What Factors Affect the Lifespan of an RV Air Conditioner?
The lifespan of your RV AC unit depends on how much work it has done and how often/well you maintain it. There are a lot of steps that you can take to extend the life of your air conditioning unit. Small steps like being sure to change the filter regularly, keeping moisture and debris out, and not overworking your unit really help.
Of course, the quality of the parts and hardware used to make the air conditioner also work. Buying from brands known for their higher quality parts could help your RV AC unit last longer. Some of them may also come with warranties so you can have the AC unit repaired if anything breaks or it doesn’t last as long as it should.
How to Extend the Life of Your RV AC Unit?
Extending the life of the AC unit for your RV is all about taking care of it. From using the AC unit to maintenance and storage, here are some tips that can help you get the longest possible use out of your air conditioner.
Keep a Steady Power Source
When you don’t run your AC using a steady power source, whether you run it off electric from the campground or using your RV’s generator, it significantly reduces how efficiently the AC runs. It can also cause power surges that damage the electrical components of your AC unit and shortens its lifespan.
Something to remember is that your RV’s generator is made to power the entire RV, not just the air conditioning unit. It’s important that the total wattage has the capacity to do all you need it to. Otherwise, your AC just isn’t going to run as efficiently as it should.
At a minimum, you should run your AC unit with 30amps of energy. Of course, this recommendation can change depending on the power of your unit and you should always use the wattage recommended by the manufacturer of your RV or AC unit.
In cases where you don’t have the proper amps, there is a device called a soft starter. The soft starter works by letting the AC unit start using less power while still starting safely and efficiently, so it won’t overload your generator.
Avoid Overworking Your Air Conditioning Unit
While you absolutely can run your RV AC unit all day long, that doesn’t always mean you should if you’re trying to make the AC last longer. Even if you do, there are also things you can do to stop it from working too hard. For example, parking in the shade keeps the sun off the AC unit so it doesn’t have to work as hard to cool the RV down.
For days that aren’t too hot, using your RVs natural ventilation system to create a cross breeze can cool things down so you don’t have to run the AC unit. Having framed windows vs. frameless RV windows that slide open gives you more airflow through the RV and helps keep things cooler.
Something else that you can do is consider running a second unit. While newer models of RVs are usually equipped with a rooftop unit, some people choose to use a portable AC or fans or even install a window RV air conditioner.
Choosing an efficient RV AC unit for backup means that the original rooftop unit isn’t working as hard to keep things cool.
Do Routine Maintenance
Routine maintenance is a necessary step for ensuring your RV AC unit lasts. This includes things like inspecting for damage, cleaning the filters and straight fins, and cleaning the housing unit.
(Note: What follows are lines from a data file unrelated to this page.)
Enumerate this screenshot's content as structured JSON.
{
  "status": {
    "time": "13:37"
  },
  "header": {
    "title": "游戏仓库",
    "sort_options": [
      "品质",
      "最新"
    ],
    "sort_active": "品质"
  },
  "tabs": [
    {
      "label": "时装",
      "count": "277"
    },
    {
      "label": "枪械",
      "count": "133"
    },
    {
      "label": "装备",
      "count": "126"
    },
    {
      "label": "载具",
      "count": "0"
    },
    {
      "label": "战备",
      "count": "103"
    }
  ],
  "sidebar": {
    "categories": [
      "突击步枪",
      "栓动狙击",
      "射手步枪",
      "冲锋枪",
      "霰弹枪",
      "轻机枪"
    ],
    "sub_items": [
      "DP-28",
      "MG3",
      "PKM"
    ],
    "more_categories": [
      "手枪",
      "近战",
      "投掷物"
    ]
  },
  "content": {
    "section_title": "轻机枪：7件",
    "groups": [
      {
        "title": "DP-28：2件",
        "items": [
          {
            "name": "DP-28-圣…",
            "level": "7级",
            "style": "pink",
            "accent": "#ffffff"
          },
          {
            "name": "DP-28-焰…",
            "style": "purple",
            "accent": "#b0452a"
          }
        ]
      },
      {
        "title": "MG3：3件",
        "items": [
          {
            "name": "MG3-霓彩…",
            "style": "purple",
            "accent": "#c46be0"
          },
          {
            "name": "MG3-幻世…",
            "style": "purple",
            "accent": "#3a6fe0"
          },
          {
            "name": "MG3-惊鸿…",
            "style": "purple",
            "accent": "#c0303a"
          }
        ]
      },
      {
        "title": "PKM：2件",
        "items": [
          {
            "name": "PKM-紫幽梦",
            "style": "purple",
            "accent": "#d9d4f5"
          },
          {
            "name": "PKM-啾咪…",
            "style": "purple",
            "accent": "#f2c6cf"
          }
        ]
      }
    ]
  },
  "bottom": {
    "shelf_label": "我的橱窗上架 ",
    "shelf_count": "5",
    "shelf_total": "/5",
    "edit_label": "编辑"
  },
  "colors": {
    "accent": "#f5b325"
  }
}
Clean the Fins and the Housing Unit
When dirt or debris is clogging the filter or stuck on the straight fins (those are the slats on the air conditioner where the air blows from), then the AC won’t work as it should. Dust and debris impede airflow. It also makes it more likely that condensation will build up inside the air conditioning unit and mold and mildew could form as a result.
For the straight fins, use a comb to gently straighten any fins that are bent. Then, use a vacuum to suck out any dirt and dust. Alternatively, use a mild cleanser and water to clean the outside of the fins.
You should also clean the housing unit with soap and water when it gets dirty. This keeps the unit well ventilated and helps it work more efficiently.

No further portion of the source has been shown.